Interestingly, last year, the industry believed that the true application of small models was on device-side, such as smartphones and laptops, but more vendors and developers still prioritized large models in the cloud.

However, over the past few months, while small models have yet to truly take off on device-side, they have become a trend in the cloud as well.

At its core, this is due to the mismatch between "cost" and "effectiveness" in the practical application of large models, and while "effectiveness" still needs to be explored and tried, "cost" has become the primary challenge that must be addressed.

Final Thoughts

Large models are no longer "parameter-driven."

At the WIRED25 event held in April this year, OpenAI CEO Sam Altman stated that the progress of large models will not come from increasing their size. "I think we're at the end of the era of giant models," he said.

Photo/OpenAI

To some extent, Sam Altman hinted that the long-brewing GPT-5 will not continue to expand in terms of parameters but will further enhance the "intelligence" of large models through algorithms or data, thereby leading to AGI (Artificial General Intelligence).

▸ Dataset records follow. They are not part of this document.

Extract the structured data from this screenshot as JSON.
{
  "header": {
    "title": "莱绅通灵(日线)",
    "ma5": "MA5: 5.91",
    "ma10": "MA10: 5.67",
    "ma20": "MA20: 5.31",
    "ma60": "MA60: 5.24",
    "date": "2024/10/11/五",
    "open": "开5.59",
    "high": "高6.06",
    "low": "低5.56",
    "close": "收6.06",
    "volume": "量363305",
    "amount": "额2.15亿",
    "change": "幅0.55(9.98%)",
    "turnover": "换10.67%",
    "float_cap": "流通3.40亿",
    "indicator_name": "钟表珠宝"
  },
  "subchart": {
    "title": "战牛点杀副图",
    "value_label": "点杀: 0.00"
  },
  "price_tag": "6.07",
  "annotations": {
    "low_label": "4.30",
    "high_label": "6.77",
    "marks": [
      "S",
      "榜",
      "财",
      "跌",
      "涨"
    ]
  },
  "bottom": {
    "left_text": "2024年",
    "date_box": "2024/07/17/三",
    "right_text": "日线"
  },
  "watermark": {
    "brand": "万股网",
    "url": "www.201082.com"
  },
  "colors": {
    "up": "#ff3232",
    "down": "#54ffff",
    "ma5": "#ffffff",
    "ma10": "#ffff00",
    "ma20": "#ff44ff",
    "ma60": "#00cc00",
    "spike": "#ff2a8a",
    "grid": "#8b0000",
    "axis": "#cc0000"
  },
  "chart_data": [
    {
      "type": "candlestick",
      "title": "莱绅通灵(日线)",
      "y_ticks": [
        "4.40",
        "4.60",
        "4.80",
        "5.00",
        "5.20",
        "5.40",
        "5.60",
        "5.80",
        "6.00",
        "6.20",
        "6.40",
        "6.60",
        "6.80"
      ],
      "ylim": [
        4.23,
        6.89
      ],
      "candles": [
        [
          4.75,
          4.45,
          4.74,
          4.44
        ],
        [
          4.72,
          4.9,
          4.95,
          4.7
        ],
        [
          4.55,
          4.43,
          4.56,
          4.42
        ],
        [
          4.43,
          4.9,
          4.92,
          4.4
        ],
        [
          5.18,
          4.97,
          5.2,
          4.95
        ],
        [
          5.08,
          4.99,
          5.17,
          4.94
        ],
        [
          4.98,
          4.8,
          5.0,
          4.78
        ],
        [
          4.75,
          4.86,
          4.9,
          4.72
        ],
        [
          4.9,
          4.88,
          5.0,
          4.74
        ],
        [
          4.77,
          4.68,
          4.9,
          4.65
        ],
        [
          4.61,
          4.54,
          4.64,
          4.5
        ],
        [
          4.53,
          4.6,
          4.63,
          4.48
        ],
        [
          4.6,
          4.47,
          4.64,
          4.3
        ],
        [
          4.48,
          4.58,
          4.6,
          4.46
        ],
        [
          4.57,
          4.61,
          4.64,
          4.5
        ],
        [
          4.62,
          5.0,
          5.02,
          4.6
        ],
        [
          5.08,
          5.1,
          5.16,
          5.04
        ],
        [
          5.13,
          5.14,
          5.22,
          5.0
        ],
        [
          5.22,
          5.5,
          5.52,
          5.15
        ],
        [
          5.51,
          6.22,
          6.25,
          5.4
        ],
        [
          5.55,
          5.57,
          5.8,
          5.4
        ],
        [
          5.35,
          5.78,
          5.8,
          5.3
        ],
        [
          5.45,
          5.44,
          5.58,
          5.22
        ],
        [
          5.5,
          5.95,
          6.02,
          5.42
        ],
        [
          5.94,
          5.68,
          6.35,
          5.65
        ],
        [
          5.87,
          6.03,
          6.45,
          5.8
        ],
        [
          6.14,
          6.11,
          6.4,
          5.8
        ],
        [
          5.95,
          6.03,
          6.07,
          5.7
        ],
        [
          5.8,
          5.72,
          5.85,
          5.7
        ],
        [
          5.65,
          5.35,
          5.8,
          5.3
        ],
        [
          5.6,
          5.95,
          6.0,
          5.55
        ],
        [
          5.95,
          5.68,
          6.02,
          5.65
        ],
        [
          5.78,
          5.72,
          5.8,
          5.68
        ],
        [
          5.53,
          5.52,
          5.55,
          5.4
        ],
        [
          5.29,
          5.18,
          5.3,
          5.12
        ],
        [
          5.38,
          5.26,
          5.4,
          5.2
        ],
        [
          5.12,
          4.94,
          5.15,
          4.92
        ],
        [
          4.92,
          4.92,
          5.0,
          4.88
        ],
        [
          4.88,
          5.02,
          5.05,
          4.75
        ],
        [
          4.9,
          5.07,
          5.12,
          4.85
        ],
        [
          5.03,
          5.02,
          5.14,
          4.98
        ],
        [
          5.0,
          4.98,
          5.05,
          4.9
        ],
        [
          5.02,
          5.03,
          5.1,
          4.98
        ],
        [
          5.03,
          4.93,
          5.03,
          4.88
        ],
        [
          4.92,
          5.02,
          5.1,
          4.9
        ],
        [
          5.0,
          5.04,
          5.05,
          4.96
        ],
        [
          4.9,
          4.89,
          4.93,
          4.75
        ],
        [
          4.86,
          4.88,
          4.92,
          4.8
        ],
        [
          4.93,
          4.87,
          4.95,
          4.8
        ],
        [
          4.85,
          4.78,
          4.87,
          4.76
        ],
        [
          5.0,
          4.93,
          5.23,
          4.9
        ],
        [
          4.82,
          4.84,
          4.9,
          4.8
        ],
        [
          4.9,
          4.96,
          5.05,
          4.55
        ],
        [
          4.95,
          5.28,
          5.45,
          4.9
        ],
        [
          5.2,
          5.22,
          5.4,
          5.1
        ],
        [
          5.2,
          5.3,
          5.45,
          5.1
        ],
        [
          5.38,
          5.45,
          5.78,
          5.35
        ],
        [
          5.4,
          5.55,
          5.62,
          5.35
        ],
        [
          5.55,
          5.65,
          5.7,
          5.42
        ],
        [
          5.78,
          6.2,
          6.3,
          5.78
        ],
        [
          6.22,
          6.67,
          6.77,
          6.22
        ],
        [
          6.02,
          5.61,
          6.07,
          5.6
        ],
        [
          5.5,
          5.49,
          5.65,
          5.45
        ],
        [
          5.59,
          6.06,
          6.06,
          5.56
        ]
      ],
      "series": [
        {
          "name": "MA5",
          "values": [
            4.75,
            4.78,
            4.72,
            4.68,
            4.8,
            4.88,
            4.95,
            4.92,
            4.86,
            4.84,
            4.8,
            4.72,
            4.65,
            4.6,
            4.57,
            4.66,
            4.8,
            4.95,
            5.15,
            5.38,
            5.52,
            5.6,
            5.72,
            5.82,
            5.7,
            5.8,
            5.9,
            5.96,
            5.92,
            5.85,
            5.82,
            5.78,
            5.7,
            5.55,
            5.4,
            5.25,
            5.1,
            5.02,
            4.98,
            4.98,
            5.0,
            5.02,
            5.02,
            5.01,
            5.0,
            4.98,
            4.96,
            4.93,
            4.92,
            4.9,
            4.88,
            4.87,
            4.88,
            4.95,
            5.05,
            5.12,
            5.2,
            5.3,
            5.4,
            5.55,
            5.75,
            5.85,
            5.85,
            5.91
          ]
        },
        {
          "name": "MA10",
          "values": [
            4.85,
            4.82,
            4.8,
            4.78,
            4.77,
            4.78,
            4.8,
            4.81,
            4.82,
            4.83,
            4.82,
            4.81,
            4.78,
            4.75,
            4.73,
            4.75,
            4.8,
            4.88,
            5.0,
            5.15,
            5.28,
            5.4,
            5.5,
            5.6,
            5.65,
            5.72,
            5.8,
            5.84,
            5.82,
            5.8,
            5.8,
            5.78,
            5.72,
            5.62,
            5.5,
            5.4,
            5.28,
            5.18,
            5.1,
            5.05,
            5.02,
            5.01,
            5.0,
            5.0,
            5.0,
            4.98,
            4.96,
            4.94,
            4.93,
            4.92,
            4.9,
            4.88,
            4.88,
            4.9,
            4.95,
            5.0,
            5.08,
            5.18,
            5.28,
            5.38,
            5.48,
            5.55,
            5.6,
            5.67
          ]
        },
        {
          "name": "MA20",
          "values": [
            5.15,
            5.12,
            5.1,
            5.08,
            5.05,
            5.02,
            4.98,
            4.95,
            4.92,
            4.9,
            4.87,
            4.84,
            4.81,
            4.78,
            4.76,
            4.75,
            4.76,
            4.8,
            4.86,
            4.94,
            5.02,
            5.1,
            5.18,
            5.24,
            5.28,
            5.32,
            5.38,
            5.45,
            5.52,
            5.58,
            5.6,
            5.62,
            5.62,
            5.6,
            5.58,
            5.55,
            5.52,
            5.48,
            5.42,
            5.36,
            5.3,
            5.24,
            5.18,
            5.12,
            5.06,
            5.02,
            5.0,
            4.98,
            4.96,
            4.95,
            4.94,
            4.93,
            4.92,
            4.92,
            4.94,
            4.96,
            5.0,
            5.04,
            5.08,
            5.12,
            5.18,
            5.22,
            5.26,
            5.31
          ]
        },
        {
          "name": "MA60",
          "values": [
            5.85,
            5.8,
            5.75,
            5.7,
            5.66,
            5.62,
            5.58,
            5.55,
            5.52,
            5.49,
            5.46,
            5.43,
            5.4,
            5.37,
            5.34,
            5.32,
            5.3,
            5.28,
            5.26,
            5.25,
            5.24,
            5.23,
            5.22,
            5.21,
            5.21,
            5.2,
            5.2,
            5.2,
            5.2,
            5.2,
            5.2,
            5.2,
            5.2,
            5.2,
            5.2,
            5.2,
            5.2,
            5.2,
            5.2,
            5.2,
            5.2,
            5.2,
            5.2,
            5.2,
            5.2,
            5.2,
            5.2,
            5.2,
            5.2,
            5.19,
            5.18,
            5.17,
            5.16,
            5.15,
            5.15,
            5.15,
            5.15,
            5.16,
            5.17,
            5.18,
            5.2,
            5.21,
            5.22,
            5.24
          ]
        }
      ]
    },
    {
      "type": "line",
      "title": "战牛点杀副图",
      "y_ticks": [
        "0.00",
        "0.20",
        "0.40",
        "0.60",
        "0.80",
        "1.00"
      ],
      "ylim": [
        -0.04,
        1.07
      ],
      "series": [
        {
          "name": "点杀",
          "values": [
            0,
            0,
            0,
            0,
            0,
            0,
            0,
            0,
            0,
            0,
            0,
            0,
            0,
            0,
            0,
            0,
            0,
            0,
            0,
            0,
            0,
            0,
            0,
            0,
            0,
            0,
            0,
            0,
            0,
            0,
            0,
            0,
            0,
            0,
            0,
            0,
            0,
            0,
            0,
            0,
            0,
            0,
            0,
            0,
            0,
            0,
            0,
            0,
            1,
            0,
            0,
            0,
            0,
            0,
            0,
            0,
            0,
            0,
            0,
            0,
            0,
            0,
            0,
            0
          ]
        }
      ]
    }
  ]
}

As for the newly launched GPT-4o mini, it represents another path, one that will bring AI to the world more quickly.

However, to successfully navigate this path, the core issue is to minimize "cost" while ensuring "effectiveness," allowing more developers to use AI and create more innovative and practically valuable applications that benefit more users.

And this may be what domestic vendors excel at.